Newsweek Article on Colin Walsh's Research in Predicting Suicide Risk

(From Newsweek, February 27, 2017)

 

Machine-Learning Algorithms Can Predict Suicide Risk More Readily than Clinicians

by Matthew Hutson

Each year in the United States, more than 40,000 people die by suicide, and from 1999 to 2014, the suicide rate increased 24 percent. You might think that after generations of theories and data, we would be close to understanding how to prevent self-harm, or at least predict it. But a new study concludes that the science of suicide prediction is dismal, and the established warning signs about as accurate as tea leaves.

There is, however, some hope. New research shows that machine-learning algorithms can dramatically improve our predictive abilities on suicides.
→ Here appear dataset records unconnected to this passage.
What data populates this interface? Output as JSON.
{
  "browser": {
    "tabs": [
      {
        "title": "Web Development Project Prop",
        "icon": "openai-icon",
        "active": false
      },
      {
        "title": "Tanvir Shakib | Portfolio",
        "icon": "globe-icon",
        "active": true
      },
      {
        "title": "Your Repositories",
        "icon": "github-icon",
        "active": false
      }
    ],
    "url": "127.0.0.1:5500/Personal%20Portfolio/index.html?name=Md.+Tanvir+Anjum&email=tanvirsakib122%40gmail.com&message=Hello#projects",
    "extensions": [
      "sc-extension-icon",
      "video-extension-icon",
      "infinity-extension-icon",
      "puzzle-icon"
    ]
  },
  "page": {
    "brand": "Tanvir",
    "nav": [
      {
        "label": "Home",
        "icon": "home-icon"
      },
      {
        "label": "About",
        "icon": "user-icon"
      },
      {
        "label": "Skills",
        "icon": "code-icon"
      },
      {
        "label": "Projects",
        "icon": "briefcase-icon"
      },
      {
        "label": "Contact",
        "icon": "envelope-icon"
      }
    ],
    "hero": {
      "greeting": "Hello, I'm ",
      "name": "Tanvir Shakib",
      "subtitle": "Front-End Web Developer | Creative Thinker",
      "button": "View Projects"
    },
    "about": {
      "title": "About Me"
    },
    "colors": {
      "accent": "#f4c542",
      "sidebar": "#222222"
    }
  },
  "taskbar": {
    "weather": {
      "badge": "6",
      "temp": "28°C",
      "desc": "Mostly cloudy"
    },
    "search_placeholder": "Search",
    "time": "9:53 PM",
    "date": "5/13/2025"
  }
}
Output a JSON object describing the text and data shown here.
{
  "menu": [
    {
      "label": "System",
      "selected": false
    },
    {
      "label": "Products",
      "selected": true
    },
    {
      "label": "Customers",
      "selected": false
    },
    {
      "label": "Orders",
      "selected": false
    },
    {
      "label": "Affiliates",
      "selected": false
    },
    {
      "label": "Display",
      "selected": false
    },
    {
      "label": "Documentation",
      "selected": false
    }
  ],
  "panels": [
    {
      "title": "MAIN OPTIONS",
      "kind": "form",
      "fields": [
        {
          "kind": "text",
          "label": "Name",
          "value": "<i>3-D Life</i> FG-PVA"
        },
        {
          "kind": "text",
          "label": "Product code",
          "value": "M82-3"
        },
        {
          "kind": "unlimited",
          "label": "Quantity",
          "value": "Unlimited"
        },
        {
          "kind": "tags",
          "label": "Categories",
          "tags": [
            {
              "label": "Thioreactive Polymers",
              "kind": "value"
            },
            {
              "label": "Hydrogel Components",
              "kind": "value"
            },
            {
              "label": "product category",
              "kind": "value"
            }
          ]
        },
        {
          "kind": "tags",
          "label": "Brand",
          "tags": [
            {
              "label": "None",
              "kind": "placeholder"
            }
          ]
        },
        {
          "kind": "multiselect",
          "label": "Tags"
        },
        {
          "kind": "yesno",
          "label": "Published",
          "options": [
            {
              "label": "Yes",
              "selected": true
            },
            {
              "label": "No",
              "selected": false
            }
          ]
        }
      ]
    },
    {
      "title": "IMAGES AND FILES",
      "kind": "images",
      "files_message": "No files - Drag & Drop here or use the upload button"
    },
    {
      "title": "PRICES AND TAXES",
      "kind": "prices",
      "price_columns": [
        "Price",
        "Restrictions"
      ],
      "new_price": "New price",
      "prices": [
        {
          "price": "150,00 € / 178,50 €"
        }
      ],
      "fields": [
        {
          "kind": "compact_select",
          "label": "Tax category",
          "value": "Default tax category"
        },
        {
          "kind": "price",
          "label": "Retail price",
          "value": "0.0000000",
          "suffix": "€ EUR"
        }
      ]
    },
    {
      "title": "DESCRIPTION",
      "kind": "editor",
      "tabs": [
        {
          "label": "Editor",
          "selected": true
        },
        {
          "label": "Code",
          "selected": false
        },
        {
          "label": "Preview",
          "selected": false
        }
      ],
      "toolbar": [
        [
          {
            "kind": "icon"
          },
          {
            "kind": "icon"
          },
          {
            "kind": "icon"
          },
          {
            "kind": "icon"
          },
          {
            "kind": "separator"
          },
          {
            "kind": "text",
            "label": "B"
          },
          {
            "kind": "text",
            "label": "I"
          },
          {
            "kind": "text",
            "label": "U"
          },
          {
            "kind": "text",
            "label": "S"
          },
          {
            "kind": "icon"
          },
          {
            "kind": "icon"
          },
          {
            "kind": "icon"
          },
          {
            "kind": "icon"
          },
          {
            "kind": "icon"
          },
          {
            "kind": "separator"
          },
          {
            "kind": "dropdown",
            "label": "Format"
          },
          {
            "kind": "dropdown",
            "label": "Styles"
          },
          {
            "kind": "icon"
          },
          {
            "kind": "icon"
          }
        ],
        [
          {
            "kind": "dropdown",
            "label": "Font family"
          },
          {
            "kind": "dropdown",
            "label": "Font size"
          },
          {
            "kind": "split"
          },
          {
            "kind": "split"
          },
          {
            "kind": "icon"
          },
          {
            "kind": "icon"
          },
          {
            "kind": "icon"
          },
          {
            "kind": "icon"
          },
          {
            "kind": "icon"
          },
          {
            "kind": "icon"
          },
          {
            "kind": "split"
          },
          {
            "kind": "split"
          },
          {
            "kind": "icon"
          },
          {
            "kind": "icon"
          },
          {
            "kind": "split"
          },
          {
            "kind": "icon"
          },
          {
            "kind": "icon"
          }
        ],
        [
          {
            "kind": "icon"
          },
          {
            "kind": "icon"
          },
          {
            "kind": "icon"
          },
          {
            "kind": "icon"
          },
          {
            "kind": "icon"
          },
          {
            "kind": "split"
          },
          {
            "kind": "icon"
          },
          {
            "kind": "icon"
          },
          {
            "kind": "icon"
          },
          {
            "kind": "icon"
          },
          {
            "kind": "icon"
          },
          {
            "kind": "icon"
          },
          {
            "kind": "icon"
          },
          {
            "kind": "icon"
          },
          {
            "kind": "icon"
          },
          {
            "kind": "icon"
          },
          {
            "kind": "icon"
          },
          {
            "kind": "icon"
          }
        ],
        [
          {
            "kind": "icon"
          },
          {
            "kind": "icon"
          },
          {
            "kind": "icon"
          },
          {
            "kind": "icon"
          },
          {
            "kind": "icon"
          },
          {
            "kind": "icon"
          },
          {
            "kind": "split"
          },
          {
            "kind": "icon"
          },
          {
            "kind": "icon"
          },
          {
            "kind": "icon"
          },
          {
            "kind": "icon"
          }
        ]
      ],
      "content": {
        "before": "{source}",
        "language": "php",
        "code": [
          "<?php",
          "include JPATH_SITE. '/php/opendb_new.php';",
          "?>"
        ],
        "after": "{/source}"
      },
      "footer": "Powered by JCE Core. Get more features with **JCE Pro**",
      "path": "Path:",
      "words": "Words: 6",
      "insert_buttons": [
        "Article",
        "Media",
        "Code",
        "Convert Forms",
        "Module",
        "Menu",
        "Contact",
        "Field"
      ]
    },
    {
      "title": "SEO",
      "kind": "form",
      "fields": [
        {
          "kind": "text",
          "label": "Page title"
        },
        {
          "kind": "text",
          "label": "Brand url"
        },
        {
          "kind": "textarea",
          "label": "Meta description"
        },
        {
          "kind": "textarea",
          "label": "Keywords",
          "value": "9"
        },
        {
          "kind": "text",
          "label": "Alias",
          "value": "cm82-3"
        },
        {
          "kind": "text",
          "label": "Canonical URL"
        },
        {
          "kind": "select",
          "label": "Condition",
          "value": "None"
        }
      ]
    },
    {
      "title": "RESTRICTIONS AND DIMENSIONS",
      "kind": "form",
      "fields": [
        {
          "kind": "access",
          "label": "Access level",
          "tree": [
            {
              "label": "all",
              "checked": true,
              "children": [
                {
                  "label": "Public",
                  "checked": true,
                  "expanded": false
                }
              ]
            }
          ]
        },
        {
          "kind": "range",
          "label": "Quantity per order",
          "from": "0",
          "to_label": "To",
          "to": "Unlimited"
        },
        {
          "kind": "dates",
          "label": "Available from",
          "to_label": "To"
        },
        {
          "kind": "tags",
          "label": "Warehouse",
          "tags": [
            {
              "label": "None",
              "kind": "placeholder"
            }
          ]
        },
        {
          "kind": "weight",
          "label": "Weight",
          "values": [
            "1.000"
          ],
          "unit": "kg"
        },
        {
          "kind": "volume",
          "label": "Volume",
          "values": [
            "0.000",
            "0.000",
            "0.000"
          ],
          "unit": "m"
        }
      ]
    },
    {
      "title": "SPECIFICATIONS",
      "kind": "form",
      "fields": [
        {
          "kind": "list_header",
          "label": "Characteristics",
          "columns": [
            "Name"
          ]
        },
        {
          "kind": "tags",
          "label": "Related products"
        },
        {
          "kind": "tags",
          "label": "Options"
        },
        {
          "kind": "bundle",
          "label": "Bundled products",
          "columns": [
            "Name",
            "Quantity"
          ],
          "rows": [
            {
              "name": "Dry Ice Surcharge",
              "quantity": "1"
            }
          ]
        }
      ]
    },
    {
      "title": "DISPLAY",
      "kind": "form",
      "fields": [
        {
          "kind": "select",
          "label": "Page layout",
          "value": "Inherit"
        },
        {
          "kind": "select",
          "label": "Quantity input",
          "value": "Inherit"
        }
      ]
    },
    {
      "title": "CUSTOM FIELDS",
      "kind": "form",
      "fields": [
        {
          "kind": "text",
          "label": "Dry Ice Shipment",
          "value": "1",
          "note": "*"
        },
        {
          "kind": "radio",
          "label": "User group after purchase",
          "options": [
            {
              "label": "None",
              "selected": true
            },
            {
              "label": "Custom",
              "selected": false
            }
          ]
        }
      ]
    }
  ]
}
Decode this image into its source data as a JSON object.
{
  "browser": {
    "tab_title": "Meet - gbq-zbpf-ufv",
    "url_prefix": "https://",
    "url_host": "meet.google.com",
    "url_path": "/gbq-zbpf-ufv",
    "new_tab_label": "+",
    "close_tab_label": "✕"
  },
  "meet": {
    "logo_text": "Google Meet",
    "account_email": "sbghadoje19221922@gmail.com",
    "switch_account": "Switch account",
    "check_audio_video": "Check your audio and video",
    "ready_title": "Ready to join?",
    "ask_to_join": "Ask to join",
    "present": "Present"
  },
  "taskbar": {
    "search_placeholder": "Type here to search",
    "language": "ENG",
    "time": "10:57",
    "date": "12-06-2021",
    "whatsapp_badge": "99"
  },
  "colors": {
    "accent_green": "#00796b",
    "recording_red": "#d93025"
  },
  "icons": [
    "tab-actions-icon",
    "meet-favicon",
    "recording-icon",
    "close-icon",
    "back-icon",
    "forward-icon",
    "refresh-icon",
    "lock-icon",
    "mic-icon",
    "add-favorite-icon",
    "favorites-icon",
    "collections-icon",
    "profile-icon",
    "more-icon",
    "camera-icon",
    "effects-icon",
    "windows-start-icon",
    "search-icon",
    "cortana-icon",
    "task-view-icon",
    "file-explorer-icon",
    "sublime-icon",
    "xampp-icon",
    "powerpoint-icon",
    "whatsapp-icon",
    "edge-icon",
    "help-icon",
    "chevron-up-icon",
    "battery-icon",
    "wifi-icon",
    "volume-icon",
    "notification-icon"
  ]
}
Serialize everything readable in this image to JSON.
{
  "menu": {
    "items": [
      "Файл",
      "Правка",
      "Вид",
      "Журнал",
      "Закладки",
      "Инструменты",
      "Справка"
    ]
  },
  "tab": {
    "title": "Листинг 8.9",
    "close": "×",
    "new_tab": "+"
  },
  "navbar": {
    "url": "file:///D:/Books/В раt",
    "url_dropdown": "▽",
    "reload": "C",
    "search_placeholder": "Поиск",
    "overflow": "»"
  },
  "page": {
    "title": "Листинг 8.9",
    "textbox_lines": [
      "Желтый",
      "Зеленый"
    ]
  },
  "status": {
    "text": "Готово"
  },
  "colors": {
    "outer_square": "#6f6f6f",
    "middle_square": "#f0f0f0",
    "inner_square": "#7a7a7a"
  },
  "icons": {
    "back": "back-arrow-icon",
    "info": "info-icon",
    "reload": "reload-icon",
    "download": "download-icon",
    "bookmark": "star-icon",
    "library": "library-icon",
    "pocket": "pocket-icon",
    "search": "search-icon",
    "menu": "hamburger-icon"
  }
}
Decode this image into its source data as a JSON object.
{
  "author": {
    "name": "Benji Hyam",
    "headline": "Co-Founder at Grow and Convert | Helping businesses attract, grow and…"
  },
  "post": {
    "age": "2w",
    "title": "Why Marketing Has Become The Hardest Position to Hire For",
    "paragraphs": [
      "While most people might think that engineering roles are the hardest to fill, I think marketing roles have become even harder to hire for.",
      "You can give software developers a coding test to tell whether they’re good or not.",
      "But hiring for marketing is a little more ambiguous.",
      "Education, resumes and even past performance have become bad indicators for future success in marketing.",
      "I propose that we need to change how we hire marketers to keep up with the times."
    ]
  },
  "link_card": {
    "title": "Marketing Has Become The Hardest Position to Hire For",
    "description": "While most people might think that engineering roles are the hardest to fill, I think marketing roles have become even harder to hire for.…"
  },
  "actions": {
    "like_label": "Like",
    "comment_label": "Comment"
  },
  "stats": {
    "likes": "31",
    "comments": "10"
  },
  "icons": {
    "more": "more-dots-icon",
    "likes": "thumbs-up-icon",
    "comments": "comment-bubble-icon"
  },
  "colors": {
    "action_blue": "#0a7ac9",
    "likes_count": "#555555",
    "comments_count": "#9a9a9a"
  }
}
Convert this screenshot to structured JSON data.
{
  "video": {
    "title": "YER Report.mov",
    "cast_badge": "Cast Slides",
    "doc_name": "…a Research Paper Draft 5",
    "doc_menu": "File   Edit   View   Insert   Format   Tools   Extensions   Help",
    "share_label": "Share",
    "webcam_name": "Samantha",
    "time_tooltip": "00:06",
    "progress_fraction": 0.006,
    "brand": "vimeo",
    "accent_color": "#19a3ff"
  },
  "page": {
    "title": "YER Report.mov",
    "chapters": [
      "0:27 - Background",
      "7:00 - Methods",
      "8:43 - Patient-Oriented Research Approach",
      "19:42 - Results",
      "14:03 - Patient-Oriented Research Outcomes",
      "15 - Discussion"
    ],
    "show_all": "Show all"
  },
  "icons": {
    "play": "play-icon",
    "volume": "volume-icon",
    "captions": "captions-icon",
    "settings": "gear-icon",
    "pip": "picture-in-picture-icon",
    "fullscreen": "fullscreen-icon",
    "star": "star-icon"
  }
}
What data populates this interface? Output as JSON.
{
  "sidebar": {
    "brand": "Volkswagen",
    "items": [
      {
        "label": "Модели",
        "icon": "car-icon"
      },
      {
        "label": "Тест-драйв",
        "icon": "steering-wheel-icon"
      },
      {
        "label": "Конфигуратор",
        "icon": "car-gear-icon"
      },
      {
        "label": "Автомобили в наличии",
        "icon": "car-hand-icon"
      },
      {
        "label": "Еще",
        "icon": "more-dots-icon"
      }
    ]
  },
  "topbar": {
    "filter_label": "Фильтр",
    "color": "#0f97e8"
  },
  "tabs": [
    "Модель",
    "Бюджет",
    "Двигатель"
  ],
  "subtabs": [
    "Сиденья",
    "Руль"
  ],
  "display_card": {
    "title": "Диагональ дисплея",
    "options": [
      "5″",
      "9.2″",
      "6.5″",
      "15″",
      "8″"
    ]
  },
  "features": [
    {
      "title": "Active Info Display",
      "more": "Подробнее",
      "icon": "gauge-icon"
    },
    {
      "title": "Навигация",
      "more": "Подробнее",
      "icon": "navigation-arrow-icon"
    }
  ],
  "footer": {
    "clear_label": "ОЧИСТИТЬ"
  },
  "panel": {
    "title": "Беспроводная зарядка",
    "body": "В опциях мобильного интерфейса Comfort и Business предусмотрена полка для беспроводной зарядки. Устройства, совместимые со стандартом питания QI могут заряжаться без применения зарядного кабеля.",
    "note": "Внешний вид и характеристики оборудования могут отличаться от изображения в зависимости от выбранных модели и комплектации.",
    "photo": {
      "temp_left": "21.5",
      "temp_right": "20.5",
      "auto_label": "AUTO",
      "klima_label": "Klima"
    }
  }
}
In a new survey in the February issue of Psychological Bulletin, researchers looked at 365 studies from the past 50 years that included 3,428 different measurements of risk factors, such as genes, mental illness and abuse.

...

Colin Walsh, an internist and data scientist at Vanderbilt University Medical Center, along with FSU’s Franklin and Ribeiro, looked at millions of anonymized health records and compared 3,250 clear cases of nonfatal suicide attempts with a random group of patients. To make their prediction method widely scalable, they restricted themselves to factors that would be documented in routine clinical encounters, such as demographics, medications, prior diagnoses and body mass index. Then they let a computer churn through the data and find patterns that would predict suicide attempts within various time frames, from a week to two years.

The accuracy score for each algorithm could range from 0.5 to 1, with 0.5 being no better than chance and 1 being perfect prediction. For comparison, the single factors from the meta-analysis achieved scores of about 0.58, little better than flipping a coin. The computer, however, achieved scores ranging from 0.86, when predicting whether someone would attempt suicide within two years, to 0.92, when looking ahead one week.